Btw, my hubby doesn't make a ton of money either. He works for the USPS. It IS possible to stay home w/ our babies IF we step out in faith, evaluate our needs vs. our wants and make the necessary changes...and TRUST GOD!!! He designed us women to have that built-in nurturing characteristic to want to be w/ our babies! It's the society that we live in that "forces" us to work outside the home. I cannot put into words how faithful the Lord has been to sustain us all these years. I am amazed at how He does it. All I know is HE DOES IT! 'Cause I am weak & fallen & I CAN'T do it! My efforts can fail. I am SO thankful for His goodness & care toward us!
In answer to the home-birthing group's question: I go to bed MOST nights, laughing...especially when I realize how truly blessed I am in this life! My hubby & kids are amazing! On those nights that I go to bed crying, it's usually because I tried to carry my own burden instead of taking it to the Lord in prayer.

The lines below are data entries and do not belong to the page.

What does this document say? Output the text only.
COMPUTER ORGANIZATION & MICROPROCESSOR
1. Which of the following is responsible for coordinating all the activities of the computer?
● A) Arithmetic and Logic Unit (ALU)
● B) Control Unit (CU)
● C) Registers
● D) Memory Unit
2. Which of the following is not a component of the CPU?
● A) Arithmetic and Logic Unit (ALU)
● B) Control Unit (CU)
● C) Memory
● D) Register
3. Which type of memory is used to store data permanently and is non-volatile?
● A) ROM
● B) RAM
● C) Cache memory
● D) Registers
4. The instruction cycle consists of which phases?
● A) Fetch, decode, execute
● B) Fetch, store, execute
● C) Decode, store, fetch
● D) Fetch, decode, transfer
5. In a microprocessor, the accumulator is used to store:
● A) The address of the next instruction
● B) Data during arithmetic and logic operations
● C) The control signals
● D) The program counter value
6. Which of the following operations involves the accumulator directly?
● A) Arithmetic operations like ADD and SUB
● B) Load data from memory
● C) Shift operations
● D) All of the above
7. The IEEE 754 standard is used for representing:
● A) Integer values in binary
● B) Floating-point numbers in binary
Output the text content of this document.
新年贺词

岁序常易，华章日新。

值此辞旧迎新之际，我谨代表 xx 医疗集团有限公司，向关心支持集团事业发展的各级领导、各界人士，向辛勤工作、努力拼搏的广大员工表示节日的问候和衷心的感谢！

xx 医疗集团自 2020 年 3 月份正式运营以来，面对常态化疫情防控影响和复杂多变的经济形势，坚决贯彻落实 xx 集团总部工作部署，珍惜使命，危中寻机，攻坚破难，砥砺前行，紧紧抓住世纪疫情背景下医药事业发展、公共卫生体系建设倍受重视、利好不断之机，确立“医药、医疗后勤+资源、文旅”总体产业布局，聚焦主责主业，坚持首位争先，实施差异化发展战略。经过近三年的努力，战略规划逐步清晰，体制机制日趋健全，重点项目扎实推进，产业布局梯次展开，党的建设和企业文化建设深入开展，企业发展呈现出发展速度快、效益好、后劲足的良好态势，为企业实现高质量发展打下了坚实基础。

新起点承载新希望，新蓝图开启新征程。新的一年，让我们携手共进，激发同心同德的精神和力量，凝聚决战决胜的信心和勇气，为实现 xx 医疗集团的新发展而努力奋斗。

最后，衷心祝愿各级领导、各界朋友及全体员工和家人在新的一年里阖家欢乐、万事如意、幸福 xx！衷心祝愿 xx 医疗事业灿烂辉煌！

When I found I was expecting, my husband and I both knew we wanted me to be stay-at-home Mom. We tried for children for over six years, so this was a miracle from God when it finally happened. It was a stretch for us. I was a teacher in a private Christian school and my husband worked at a factory. We stepped out in faith and God made a way for us. We cut corners and re-evaluated our lives and expenses. My daughter is 15 now and I have been able to stay home with her the whole time. I will never regret those years!